When foreign investors are looking to a new asset class, they do like to see that local investors are already there. However, for African private equity, this is not necessarily the case. “African pension funds are conservative investors and private equity is still viewed as risky,” says David Uduanu, Managing Director of Pensions Alliance, Pension Operators Association of Nigeria. Uduanu also says that beating local currency bonds is difficult for national LPs as these bonds return between 12% and 18% a year. Moreover, local rules requiring pension plans to provide up to 25% annual liquidity in many markets make it very difficult to allocate to private equity funds.
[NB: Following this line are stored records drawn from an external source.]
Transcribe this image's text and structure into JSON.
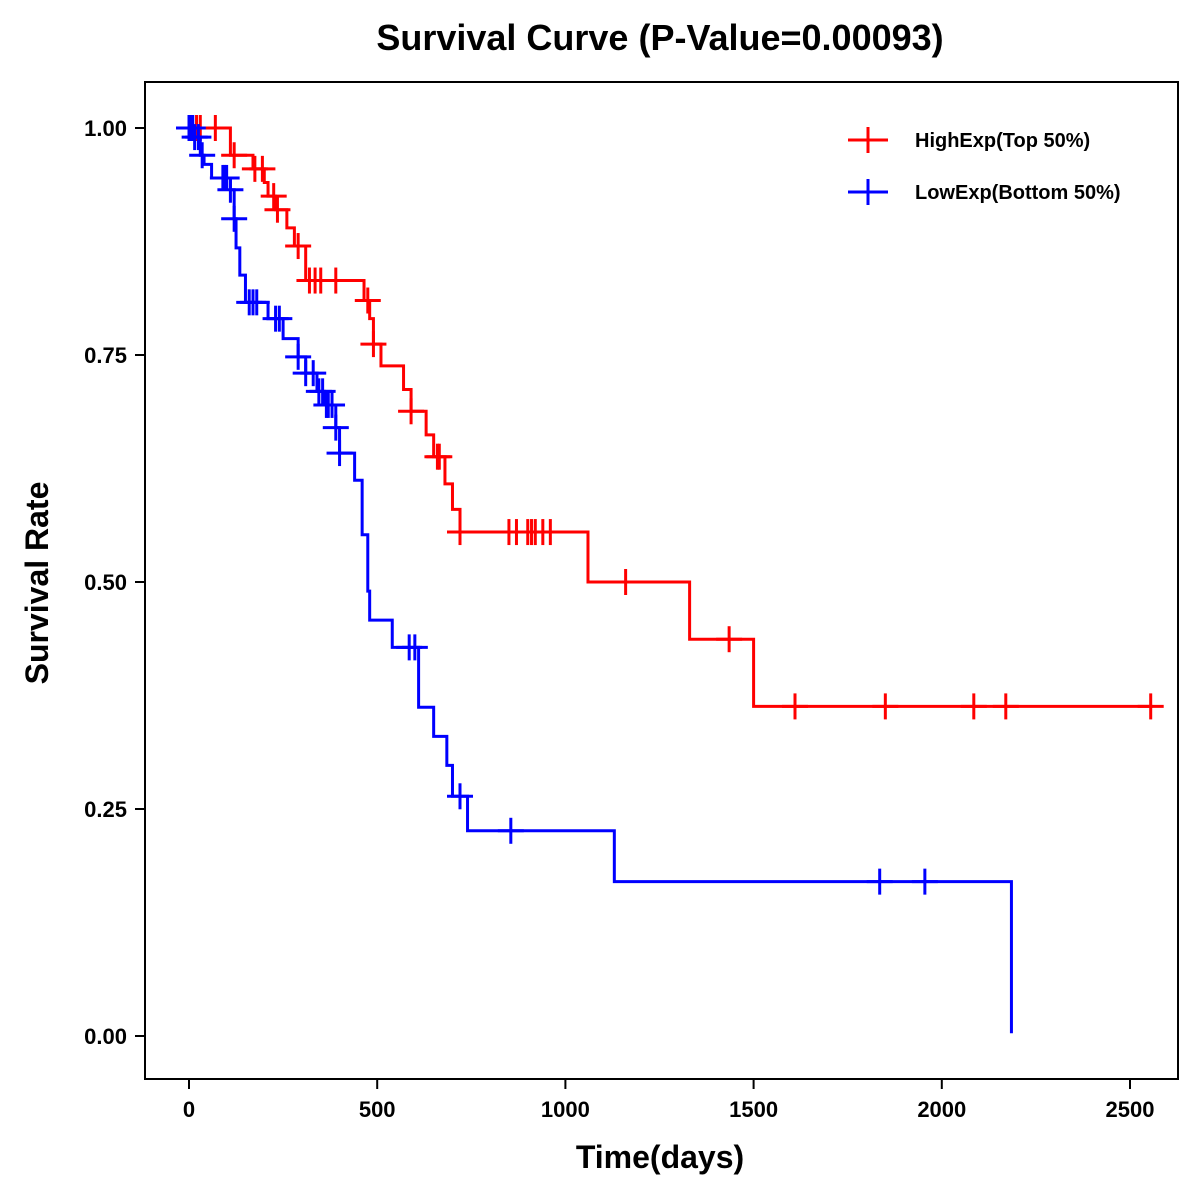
{
  "chart_data": {
    "type": "line",
    "subtype": "kaplan-meier-step",
    "title": "Survival Curve (P-Value=0.00093)",
    "xlabel": "Time(days)",
    "ylabel": "Survival Rate",
    "xlim": [
      -110,
      2610
    ],
    "ylim": [
      -0.05,
      1.05
    ],
    "x_ticks": [
      0,
      500,
      1000,
      1500,
      2000,
      2500
    ],
    "x_tick_labels": [
      "0",
      "500",
      "1000",
      "1500",
      "2000",
      "2500"
    ],
    "y_ticks": [
      0,
      0.25,
      0.5,
      0.75,
      1.0
    ],
    "y_tick_labels": [
      "0.00",
      "0.25",
      "0.50",
      "0.75",
      "1.00"
    ],
    "grid": false,
    "legend_position": "top-right",
    "series": [
      {
        "name": "HighExp(Top 50%)",
        "color": "#ff0000",
        "steps": [
          [
            0,
            1.0
          ],
          [
            110,
            0.97
          ],
          [
            170,
            0.955
          ],
          [
            200,
            0.94
          ],
          [
            210,
            0.925
          ],
          [
            230,
            0.91
          ],
          [
            260,
            0.89
          ],
          [
            280,
            0.87
          ],
          [
            310,
            0.832
          ],
          [
            465,
            0.81
          ],
          [
            480,
            0.79
          ],
          [
            490,
            0.762
          ],
          [
            510,
            0.738
          ],
          [
            570,
            0.712
          ],
          [
            590,
            0.688
          ],
          [
            630,
            0.662
          ],
          [
            650,
            0.638
          ],
          [
            680,
            0.608
          ],
          [
            700,
            0.58
          ],
          [
            720,
            0.555
          ],
          [
            1060,
            0.5
          ],
          [
            1330,
            0.437
          ],
          [
            1500,
            0.363
          ],
          [
            2560,
            0.363
          ]
        ],
        "censor_times": [
          20,
          30,
          70,
          120,
          175,
          195,
          225,
          235,
          290,
          320,
          335,
          350,
          390,
          475,
          490,
          590,
          660,
          665,
          720,
          850,
          870,
          900,
          910,
          920,
          940,
          960,
          1160,
          1435,
          1610,
          1850,
          2085,
          2170,
          2555
        ]
      },
      {
        "name": "LowExp(Bottom 50%)",
        "color": "#0000ff",
        "steps": [
          [
            0,
            1.0
          ],
          [
            15,
            0.99
          ],
          [
            30,
            0.97
          ],
          [
            40,
            0.96
          ],
          [
            60,
            0.945
          ],
          [
            110,
            0.932
          ],
          [
            120,
            0.9
          ],
          [
            125,
            0.868
          ],
          [
            135,
            0.838
          ],
          [
            150,
            0.808
          ],
          [
            210,
            0.79
          ],
          [
            250,
            0.768
          ],
          [
            290,
            0.748
          ],
          [
            310,
            0.73
          ],
          [
            340,
            0.71
          ],
          [
            360,
            0.695
          ],
          [
            390,
            0.67
          ],
          [
            400,
            0.642
          ],
          [
            440,
            0.612
          ],
          [
            460,
            0.552
          ],
          [
            475,
            0.49
          ],
          [
            480,
            0.458
          ],
          [
            540,
            0.428
          ],
          [
            610,
            0.362
          ],
          [
            650,
            0.33
          ],
          [
            685,
            0.298
          ],
          [
            700,
            0.264
          ],
          [
            740,
            0.226
          ],
          [
            1130,
            0.17
          ],
          [
            2180,
            0.17
          ],
          [
            2185,
            0.003
          ]
        ],
        "censor_times": [
          0,
          5,
          10,
          15,
          25,
          35,
          90,
          95,
          100,
          110,
          120,
          160,
          170,
          180,
          230,
          240,
          290,
          310,
          330,
          345,
          355,
          365,
          370,
          380,
          390,
          400,
          585,
          600,
          720,
          855,
          1835,
          1955
        ]
      }
    ]
  }
}
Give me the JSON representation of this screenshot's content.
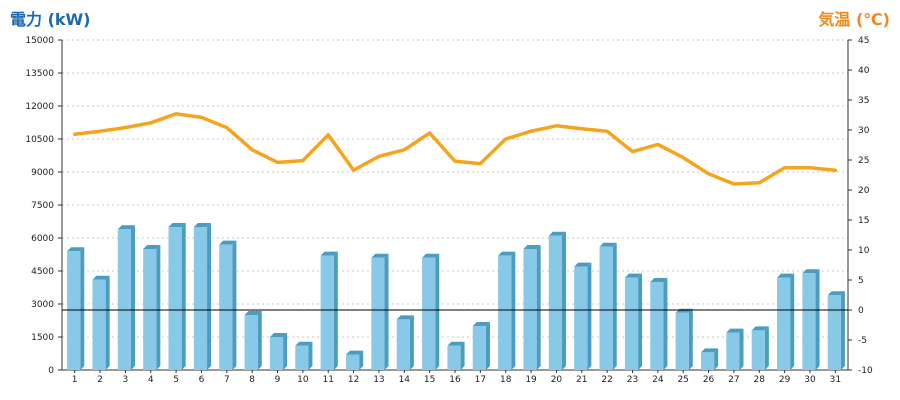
{
  "chart_data": {
    "type": "bar+line",
    "y_left_label": "電力 (kW)",
    "y_right_label": "気温 (℃)",
    "categories": [
      "1",
      "2",
      "3",
      "4",
      "5",
      "6",
      "7",
      "8",
      "9",
      "10",
      "11",
      "12",
      "13",
      "14",
      "15",
      "16",
      "17",
      "18",
      "19",
      "20",
      "21",
      "22",
      "23",
      "24",
      "25",
      "26",
      "27",
      "28",
      "29",
      "30",
      "31"
    ],
    "y_left_ticks": [
      0,
      1500,
      3000,
      4500,
      6000,
      7500,
      9000,
      10500,
      12000,
      13500,
      15000
    ],
    "y_right_ticks": [
      -10,
      -5,
      0,
      5,
      10,
      15,
      20,
      25,
      30,
      35,
      40,
      45
    ],
    "ylim_left": [
      0,
      15000
    ],
    "ylim_right": [
      -10,
      45
    ],
    "grid": true,
    "series": [
      {
        "type": "bar",
        "axis": "left",
        "color": "#87c9e6",
        "values": [
          5400,
          4100,
          6400,
          5500,
          6500,
          6500,
          5700,
          2500,
          1500,
          1100,
          5200,
          700,
          5100,
          2300,
          5100,
          1100,
          2000,
          5200,
          5500,
          6100,
          4700,
          5600,
          4200,
          4000,
          2600,
          800,
          1700,
          1800,
          4200,
          4400,
          3400
        ]
      },
      {
        "type": "line",
        "axis": "right",
        "color": "#f5a41e",
        "values": [
          29.3,
          29.8,
          30.4,
          31.2,
          32.7,
          32.1,
          30.4,
          26.7,
          24.6,
          24.9,
          29.2,
          23.3,
          25.6,
          26.7,
          29.5,
          24.8,
          24.4,
          28.5,
          29.8,
          30.7,
          30.2,
          29.8,
          26.4,
          27.6,
          25.4,
          22.7,
          21.0,
          21.2,
          23.7,
          23.7,
          23.3
        ]
      }
    ],
    "colors": {
      "bar_front": "#87c9e6",
      "bar_side": "#4b9cbf",
      "bar_top": "#c3e6f5",
      "line": "#f5a41e",
      "left_title": "#1a6ab0",
      "right_title": "#f08a1c",
      "zero_line": "#000000"
    }
  }
}
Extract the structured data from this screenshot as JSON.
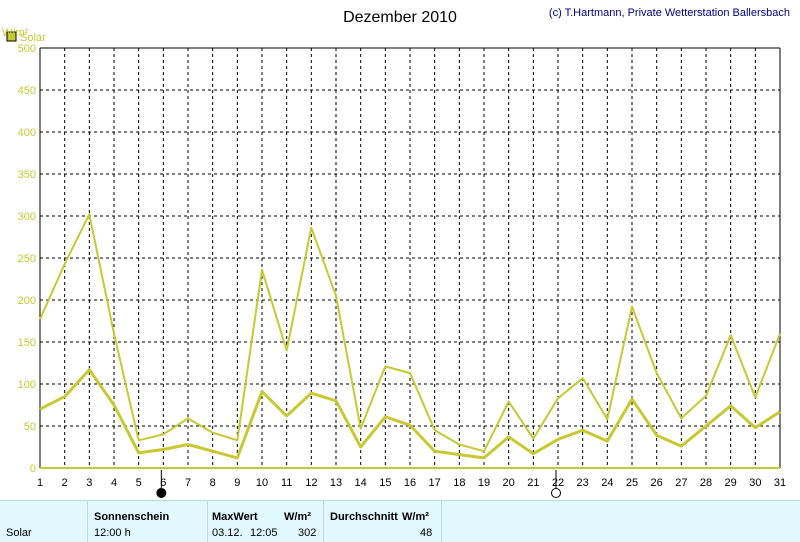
{
  "header": {
    "title": "Dezember 2010",
    "copyright": "(c) T.Hartmann, Private Wetterstation Ballersbach"
  },
  "legend": {
    "label": "Solar",
    "color": "#c8c832"
  },
  "chart_data": {
    "type": "line",
    "ylabel": "W/m²",
    "ylim": [
      0,
      500
    ],
    "yticks": [
      0,
      50,
      100,
      150,
      200,
      250,
      300,
      350,
      400,
      450,
      500
    ],
    "x": [
      1,
      2,
      3,
      4,
      5,
      6,
      7,
      8,
      9,
      10,
      11,
      12,
      13,
      14,
      15,
      16,
      17,
      18,
      19,
      20,
      21,
      22,
      23,
      24,
      25,
      26,
      27,
      28,
      29,
      30,
      31
    ],
    "grid": true,
    "series": [
      {
        "name": "Solar",
        "values": [
          177,
          243,
          302,
          160,
          33,
          40,
          59,
          42,
          33,
          236,
          140,
          286,
          205,
          47,
          121,
          113,
          45,
          28,
          20,
          79,
          35,
          83,
          107,
          58,
          192,
          113,
          59,
          86,
          158,
          84,
          160
        ],
        "color": "#c8c832"
      },
      {
        "values": [
          70,
          85,
          117,
          75,
          18,
          22,
          28,
          20,
          12,
          91,
          62,
          89,
          80,
          25,
          61,
          51,
          20,
          16,
          12,
          37,
          17,
          34,
          45,
          32,
          82,
          39,
          26,
          50,
          74,
          48,
          67
        ],
        "color": "#c8c832"
      }
    ],
    "markers": [
      {
        "type": "new-moon",
        "x": 6
      },
      {
        "type": "full-moon",
        "x": 22
      }
    ]
  },
  "table": {
    "row_label": "Solar",
    "sonnenschein_header": "Sonnenschein",
    "sonnenschein_value": "12:00 h",
    "maxwert_header": "MaxWert",
    "maxwert_unit": "W/m²",
    "maxwert_date": "03.12.",
    "maxwert_time": "12:05",
    "maxwert_value": "302",
    "durchschnitt_header": "Durchschnitt",
    "durchschnitt_unit": "W/m²",
    "durchschnitt_value": "48"
  }
}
Other local LPs have also been burnt by previous investments. “We had a very poor experience in one private equity fund—our investments quickly became impairments—so we pulled out,” says Ephraim Letebele, CEO of the Botswana Public Officers Pension Fund. Widespread acceptance of the asset class comes only with proven success. According to Michael Addo, former General Manager of Investments, Social Security, and National Insurance Trust of Ghana, “There is no pension fund in sub-Saharan Africa that has invested in private equity and has seen any successful exits.”

Bridging the gap between past performance and future potential is the job of the new pioneers in African private equity— and with returns from other asset classes wilting, that bridge needs to be built.